17 min read

Git: Working With Pull Requests

Before We Begin

Disclaimer: In our book with Harry Paarsch I have written an introduction to working with Git for absolute beginners. If you have never worked with Git before, I would strongly encourage you to get familiar with that write-up first, or at least with some version of “Git for absolute beginners”. To get the most out of this write-up, you would need to be familiar with the basics of working with Git, including:

  • tracking files,
  • committing changes to files,
  • creating branches to experiment with changes to files, and
  • merging branches and potentially resolving conflicts.

Cloning A Git Repository

There are a few additional things to understand about Git that arise when working with others on a shared codebase. In such situation, there is usually a central Git repository to which everyone has access. Commonly it is hosted on GitHub, but any remote server can be used to host a Git repository, and we will not discuss how to set one up from scratch. Between GitHub, Bitbucket, Gitlab, and internal corporate solutions such as Azure DevOps, you will almost never have to configure this thing yourself. Internally in Git, such central repository is usually called remote, and the default name for the remote repository is origin.

Every user who is working on the codebase starts by cloning the origin repository to their local machine. The first thing to understand is that by default cloning creates an entire local replica of the repository with the complete history of all changes to all files that are tracked as part of the codebase. However, the cloned repository will only be identical to the central source at the time of cloning. Any subsequent changes to the origin repository will not get automatically reflected in the local clone. It is our job to periodically synchronize the local version of the repository with the origin, and Git will help us minimize the pain of doing this.

Working Example

Setup

For the example we will assume the identity of the user named “Konstantin at Home”. Most of the action will be done by him, and to illustrate the process of collaboration we will introduce another user, “Konstantin at Work”.

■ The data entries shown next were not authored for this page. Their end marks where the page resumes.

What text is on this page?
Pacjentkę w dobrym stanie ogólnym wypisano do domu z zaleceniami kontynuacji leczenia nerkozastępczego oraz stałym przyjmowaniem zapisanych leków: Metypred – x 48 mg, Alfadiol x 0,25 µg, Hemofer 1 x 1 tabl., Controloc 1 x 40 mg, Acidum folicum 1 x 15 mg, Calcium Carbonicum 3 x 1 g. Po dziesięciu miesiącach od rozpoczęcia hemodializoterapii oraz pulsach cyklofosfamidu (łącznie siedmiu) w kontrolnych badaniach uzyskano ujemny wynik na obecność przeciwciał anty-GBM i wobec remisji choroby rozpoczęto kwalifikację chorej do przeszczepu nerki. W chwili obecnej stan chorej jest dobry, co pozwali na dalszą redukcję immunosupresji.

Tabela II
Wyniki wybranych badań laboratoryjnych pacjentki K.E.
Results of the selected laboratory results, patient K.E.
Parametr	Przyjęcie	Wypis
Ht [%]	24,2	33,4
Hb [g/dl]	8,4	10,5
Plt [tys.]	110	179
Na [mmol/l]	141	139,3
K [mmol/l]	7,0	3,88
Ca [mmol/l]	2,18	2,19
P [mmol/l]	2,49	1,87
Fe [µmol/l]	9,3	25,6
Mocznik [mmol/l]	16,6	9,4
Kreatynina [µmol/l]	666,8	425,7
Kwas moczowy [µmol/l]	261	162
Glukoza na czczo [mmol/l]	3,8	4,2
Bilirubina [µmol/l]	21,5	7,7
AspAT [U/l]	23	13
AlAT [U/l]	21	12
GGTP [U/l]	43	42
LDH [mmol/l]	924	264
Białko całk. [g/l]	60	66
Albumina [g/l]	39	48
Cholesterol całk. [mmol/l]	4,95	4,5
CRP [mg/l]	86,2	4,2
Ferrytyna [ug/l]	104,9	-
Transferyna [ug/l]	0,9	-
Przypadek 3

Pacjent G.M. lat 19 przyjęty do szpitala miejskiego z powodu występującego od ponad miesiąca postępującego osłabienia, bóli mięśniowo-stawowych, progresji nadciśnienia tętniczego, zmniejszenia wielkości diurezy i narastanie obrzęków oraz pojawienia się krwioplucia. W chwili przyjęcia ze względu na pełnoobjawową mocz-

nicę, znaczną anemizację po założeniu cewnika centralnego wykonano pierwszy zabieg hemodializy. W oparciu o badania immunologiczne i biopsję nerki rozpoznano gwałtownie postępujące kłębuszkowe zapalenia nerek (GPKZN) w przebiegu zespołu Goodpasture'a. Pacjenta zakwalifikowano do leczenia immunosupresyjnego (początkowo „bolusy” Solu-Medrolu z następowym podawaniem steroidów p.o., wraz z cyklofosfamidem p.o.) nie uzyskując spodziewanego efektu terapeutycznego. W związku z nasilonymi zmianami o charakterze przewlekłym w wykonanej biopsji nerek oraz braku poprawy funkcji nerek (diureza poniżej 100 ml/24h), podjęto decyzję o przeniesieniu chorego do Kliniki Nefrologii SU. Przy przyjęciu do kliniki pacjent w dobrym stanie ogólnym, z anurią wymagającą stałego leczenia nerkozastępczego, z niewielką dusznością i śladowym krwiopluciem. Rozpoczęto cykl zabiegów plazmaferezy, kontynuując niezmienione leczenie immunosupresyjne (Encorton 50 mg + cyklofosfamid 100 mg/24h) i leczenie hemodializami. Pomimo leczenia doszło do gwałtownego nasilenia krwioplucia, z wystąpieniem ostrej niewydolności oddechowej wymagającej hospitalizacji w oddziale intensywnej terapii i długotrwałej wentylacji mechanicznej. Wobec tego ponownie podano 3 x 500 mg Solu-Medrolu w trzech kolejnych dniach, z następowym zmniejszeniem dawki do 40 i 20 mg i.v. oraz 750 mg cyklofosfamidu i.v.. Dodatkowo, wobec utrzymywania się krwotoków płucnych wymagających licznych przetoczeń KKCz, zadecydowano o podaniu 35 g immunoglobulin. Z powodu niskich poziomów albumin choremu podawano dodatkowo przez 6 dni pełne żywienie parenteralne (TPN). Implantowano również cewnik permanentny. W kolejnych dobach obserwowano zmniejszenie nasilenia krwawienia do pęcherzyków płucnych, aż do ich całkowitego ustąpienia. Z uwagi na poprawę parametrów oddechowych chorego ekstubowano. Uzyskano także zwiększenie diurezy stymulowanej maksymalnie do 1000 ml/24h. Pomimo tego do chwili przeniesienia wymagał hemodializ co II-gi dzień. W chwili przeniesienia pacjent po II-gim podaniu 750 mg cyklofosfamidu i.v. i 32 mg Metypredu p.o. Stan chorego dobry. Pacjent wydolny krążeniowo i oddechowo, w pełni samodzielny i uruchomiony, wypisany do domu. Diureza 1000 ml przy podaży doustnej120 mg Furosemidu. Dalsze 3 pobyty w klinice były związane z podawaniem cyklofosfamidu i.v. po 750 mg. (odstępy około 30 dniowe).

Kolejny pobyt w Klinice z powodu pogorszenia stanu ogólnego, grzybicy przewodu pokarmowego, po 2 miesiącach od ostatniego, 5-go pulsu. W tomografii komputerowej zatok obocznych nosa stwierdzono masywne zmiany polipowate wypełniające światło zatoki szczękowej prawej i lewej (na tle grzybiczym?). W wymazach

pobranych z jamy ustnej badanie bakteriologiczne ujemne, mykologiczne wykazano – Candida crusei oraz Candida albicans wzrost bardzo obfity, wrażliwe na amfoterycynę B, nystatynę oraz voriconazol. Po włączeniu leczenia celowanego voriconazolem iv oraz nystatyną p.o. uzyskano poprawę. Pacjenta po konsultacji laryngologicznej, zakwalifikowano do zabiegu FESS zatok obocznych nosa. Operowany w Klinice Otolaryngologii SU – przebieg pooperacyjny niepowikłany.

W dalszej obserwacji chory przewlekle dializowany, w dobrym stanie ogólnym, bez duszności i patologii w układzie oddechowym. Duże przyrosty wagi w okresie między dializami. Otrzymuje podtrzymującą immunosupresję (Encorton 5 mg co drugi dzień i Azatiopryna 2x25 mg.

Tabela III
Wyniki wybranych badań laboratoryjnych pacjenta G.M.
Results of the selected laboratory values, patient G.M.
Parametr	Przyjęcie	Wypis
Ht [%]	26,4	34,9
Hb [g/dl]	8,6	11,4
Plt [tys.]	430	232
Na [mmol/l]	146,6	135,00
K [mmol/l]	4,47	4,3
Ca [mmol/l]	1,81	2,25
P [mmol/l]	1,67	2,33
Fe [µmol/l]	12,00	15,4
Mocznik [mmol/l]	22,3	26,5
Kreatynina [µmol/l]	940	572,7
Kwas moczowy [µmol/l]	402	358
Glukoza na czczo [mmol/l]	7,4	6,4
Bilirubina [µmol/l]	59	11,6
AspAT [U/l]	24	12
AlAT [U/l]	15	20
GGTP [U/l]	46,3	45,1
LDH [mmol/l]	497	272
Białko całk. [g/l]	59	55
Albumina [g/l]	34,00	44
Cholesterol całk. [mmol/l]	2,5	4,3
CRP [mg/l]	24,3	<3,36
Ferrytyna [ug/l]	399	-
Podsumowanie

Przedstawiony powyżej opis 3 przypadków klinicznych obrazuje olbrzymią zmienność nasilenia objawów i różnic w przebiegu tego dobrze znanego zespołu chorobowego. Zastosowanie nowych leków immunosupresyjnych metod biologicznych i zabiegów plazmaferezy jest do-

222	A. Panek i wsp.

We will work through the example from the book, which involves two small R files: GitExampleMain.R and GitExampleFunctions.R. Below is their initial contents:

> cat GitExampleMain.R
#############################
###   GitExampleMain.R    ###
#############################

rm(list = ls())
source("functions.R")

x <- 3
y <- 4
z <- AddArguments(x, y)
print(z)
> cat GitExampleFunctions.R
#############################
### GitExampleFunctions.R ###
#############################

AddArguments <- function(x, y) {
  return(x + y)
} # end AddArguments

For illustration purposes we will make a change - notice that the GitExampleMain.R file calls the GitExampleFunctions.R file, but is using an incorrect name to refer to it. We will fix this and at the same time get rid of the rm(list = ls()) line as well. Here is the updated version of GitExampleMain.R:

> cat GitExampleMain.R
#############################
###   GitExampleMain.R    ###
#############################

source("GitExampleFunctions.R")

x <- 3
y <- 4
z <- AddArguments(x, y)
print(z)

Assuming that these are the only changes we made, here is how the commit history looks And this is how the commit history currently looks on “Konstantin at Home”’s machine:

> git log
commit 3d89e35054d6e1a7ab1b9aa2fbf922bc4f569ba2 (HEAD -> master, origin/master)
Author: Konstantin at Home <konstantin.golyaev@gmail.com>
Date:   Thu Oct 15 21:28:13 2020 -0700

    Fixed imports, got rid of rm(ls)

commit a8d1b6b92bf3e3e034a1f133cace92ddd6947080
Author: Konstantin at Home <konstantin.golyaev@gmail.com>
Date:   Thu Oct 15 21:25:08 2020 -0700

    first commit

Notice this piece at the top of the latest commit: (HEAD -> master, origin/master). Here is what the pieces mean. HEAD is the internal Git term that means “latest commit”, i.e. the current state of affairs. It is currently pointing to the master branch on the local repository. Next, origin/master is the corresponding commit on the remote repository and the name of the branch on the remote. Essentially the part master, origin/master should be read as “local branch master corresponds to branch master on the origin remote repository”.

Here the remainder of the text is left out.